Le gouvernement nigérian veut attirer les investissements étrangers en promouvant son "nouveau pétrole".
Régulièrement, il déclare la guerre aux mineurs illégaux et procède à des vagues d'arrestations, sans parvenir à interrompre le flux des candidats à la richesse.
Le premier pays producteur de pétrole d'Afrique subsaharienne veut imposer aux investisseurs étrangers qu'ils installent en contrepartie des usines de transformation, une clause qui aurait dissuadé d'investir le milliardaire Elon Musk, patron de la marque de voitures électriques Tesla, selon des médias nigérians.

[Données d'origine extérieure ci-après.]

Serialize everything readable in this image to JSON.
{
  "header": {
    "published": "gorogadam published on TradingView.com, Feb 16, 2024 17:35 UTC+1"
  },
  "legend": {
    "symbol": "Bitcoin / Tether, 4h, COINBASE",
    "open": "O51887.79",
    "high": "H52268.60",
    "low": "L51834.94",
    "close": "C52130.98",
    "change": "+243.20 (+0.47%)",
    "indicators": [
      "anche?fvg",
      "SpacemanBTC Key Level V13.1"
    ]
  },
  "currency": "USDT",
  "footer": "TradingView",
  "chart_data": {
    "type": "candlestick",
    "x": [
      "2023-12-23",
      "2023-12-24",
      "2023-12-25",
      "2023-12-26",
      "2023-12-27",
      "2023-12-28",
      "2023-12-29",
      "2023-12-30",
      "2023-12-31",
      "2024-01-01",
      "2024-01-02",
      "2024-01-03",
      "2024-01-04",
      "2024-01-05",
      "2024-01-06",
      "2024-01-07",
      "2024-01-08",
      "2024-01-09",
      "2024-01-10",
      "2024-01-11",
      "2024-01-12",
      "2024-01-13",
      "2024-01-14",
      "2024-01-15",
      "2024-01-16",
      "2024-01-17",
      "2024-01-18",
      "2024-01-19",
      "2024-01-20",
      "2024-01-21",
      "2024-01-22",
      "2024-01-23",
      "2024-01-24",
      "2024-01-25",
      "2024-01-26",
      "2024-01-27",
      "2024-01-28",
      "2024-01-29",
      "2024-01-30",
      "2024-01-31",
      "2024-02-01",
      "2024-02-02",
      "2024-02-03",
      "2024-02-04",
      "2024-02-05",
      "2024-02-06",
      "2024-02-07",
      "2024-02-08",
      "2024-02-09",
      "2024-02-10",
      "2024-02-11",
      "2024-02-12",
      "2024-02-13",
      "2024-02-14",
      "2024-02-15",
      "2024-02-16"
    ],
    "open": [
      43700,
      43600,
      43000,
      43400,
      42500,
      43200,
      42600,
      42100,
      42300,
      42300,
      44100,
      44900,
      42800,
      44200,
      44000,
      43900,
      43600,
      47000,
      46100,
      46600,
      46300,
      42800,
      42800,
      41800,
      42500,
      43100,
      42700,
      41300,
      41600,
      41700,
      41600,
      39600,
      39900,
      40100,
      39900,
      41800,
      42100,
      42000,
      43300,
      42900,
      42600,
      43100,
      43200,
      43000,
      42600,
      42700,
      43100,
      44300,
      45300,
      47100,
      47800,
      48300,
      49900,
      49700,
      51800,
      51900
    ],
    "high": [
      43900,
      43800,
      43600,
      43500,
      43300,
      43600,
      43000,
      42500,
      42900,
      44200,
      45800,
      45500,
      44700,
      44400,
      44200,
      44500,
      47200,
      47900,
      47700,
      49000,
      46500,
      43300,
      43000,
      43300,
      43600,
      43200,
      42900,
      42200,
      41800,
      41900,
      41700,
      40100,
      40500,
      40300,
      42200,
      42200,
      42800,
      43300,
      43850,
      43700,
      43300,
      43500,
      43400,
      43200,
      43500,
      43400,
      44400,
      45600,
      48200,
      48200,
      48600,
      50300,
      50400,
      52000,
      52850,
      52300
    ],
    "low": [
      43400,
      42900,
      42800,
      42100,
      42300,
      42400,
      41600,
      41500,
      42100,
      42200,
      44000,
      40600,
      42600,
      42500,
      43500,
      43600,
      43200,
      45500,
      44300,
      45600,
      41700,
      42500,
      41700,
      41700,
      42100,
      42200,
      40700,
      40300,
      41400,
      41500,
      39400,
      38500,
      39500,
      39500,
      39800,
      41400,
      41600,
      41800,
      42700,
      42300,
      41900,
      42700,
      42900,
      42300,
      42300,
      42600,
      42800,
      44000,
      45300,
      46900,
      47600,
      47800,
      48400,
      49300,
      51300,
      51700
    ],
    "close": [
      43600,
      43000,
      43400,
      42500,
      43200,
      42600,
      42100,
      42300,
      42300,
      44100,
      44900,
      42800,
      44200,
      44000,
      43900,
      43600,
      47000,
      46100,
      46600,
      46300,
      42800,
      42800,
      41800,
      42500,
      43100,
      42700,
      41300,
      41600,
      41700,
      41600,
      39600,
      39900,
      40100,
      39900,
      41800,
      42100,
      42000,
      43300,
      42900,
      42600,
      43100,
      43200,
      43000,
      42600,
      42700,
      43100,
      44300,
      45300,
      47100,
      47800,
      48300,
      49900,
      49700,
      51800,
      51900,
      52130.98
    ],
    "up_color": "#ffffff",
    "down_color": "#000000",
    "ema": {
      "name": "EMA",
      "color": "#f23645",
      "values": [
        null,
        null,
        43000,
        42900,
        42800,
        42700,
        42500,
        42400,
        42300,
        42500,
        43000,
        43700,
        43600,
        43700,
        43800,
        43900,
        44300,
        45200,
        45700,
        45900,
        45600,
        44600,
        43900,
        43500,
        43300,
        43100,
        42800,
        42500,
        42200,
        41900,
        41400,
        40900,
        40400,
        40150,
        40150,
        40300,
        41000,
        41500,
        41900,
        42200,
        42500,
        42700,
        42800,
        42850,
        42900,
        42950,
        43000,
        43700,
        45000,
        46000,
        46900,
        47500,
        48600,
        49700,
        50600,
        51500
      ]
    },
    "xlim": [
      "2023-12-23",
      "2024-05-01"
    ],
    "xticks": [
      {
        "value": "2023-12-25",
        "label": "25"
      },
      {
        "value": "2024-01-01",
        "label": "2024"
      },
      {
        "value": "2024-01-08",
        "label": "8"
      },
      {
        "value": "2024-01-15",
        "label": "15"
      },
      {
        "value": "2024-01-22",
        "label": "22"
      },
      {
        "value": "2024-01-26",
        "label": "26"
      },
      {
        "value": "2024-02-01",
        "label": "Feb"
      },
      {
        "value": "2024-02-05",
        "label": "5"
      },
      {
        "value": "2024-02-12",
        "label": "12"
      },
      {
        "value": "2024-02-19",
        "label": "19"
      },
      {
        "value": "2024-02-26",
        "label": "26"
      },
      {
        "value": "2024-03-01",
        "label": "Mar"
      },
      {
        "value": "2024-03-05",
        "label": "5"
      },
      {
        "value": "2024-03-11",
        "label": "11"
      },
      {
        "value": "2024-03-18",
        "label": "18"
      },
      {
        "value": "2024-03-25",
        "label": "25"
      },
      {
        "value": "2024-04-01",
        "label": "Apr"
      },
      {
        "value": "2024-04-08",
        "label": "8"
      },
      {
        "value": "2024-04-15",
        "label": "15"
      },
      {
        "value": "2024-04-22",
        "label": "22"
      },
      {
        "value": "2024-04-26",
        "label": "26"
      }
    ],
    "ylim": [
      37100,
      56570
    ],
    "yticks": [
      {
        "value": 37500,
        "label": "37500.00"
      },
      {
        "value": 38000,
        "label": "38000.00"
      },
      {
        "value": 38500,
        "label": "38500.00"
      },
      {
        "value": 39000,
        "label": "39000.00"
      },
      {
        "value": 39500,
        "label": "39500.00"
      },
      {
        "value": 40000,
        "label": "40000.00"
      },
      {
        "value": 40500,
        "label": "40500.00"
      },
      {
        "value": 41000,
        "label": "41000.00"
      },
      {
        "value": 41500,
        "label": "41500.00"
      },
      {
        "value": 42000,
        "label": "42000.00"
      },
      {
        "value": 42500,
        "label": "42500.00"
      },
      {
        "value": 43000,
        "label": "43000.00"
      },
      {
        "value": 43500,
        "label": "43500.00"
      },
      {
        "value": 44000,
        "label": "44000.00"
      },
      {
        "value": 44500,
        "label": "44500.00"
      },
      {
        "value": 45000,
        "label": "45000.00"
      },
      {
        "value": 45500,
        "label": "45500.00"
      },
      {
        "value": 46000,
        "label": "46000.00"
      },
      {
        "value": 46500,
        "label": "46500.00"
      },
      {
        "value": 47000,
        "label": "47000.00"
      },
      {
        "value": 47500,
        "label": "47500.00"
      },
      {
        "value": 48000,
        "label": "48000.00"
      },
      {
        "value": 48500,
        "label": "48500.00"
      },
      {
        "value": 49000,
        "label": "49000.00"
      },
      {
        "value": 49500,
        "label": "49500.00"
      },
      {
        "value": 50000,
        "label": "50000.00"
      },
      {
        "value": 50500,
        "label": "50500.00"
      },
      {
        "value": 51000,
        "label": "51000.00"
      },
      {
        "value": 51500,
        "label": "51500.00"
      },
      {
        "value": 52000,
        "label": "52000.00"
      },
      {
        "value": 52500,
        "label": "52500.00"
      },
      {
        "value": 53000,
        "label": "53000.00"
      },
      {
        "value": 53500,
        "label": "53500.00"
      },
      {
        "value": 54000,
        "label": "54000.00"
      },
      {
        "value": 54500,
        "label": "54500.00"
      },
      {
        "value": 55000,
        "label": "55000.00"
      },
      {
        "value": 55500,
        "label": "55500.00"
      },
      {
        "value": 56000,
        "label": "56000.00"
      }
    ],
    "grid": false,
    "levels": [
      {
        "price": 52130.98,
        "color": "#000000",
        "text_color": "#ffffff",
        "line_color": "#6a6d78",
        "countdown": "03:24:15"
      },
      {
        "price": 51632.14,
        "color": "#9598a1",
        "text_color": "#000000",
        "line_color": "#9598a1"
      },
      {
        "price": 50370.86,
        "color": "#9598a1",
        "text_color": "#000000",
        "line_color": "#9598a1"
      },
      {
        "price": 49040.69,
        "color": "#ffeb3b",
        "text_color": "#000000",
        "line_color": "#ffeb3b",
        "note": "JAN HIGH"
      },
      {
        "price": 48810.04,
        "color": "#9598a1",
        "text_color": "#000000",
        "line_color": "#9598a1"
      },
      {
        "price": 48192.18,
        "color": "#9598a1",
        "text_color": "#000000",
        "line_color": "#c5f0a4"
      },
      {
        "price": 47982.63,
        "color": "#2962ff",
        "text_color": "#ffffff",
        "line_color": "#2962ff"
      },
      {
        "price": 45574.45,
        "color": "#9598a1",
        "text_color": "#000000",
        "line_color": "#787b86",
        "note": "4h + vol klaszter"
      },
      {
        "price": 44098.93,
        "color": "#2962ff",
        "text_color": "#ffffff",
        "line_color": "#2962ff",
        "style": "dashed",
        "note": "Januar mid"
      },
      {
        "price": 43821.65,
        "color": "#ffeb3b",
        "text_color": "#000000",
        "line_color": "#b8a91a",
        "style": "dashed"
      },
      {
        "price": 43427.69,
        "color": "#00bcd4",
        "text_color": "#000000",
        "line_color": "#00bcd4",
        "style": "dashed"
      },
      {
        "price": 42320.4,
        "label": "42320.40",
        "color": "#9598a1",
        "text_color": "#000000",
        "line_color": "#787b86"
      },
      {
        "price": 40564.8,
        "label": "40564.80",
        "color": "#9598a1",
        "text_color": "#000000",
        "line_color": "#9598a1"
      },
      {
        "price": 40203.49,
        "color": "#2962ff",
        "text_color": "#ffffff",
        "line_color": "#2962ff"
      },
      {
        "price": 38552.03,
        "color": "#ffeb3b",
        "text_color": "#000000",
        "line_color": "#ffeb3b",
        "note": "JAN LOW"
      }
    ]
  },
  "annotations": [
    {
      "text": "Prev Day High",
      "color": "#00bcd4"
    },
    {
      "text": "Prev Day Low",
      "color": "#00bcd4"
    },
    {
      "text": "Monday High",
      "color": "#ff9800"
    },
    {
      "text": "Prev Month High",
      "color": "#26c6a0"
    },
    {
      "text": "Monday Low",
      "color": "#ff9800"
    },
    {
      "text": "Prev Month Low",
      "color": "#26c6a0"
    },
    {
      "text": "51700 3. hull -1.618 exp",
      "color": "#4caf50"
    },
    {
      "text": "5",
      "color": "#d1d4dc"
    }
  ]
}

Un protocole d'accord a bien été signé fin 2024 entre Paris et Abuja pour mener des projets miniers, notamment concernant le lithium, mais pour l'heure les investissements étrangers se réduisent à des entreprises chinoises, comme Avatar et Ganfeng qui ont installé des usines locales où elles transforment la roche brute en oxyde de lithium avant de l'envoyer dans les usines chinoises.
"Les Chinois lancent les excavatrices avant même d'avoir des informations sur les sols" au mépris "des considérations environnementales", estime Uba Saidu Malami, Président de la Société géologique du Nigeria.
"Dès qu'il s'agit de minerais, ils se comportent comme des cow-boys", ajoute le géologue qui regrette "le manque de travail exploratoire" et de "données" disponibles sur les réserves nigérianes de lithium et en appelle "à une meilleure régulation du secteur".
- Conflits –
Outre les risques environnementaux, l'exploitation artisanale du lithium au Nigeria est génératrice de conflits, selon l'analyste Charles Asiegbu.
"Des communautés locales peuvent être en désaccord sur la localisation des ressources minières" ou elles peuvent "se sentir lésées par les entreprises étrangères et attaquer leurs salariés", estime-t-il.
Cela peut aussi donner lieu à "la création de groupes armés organisés qui prennent possession des ressources et les exploitent illégalement parce qu'il n'y a pas de présence gouvernementale dans ces zones".
A Gidan Kwano, Abdullahi Ibrahim Danjija continue de creuser, y compris pendant la saison des pluies où les risques d'éboulements sont fréquents et les accidents mortels fréquents.
Juste à côté, des éleveurs peuls font paître leurs vaches et brûlent quelques champs afin de préparer la terre pour la prochaine récolte, sans prêter attention aux détonations régulières qui dynamitent la roche alentour.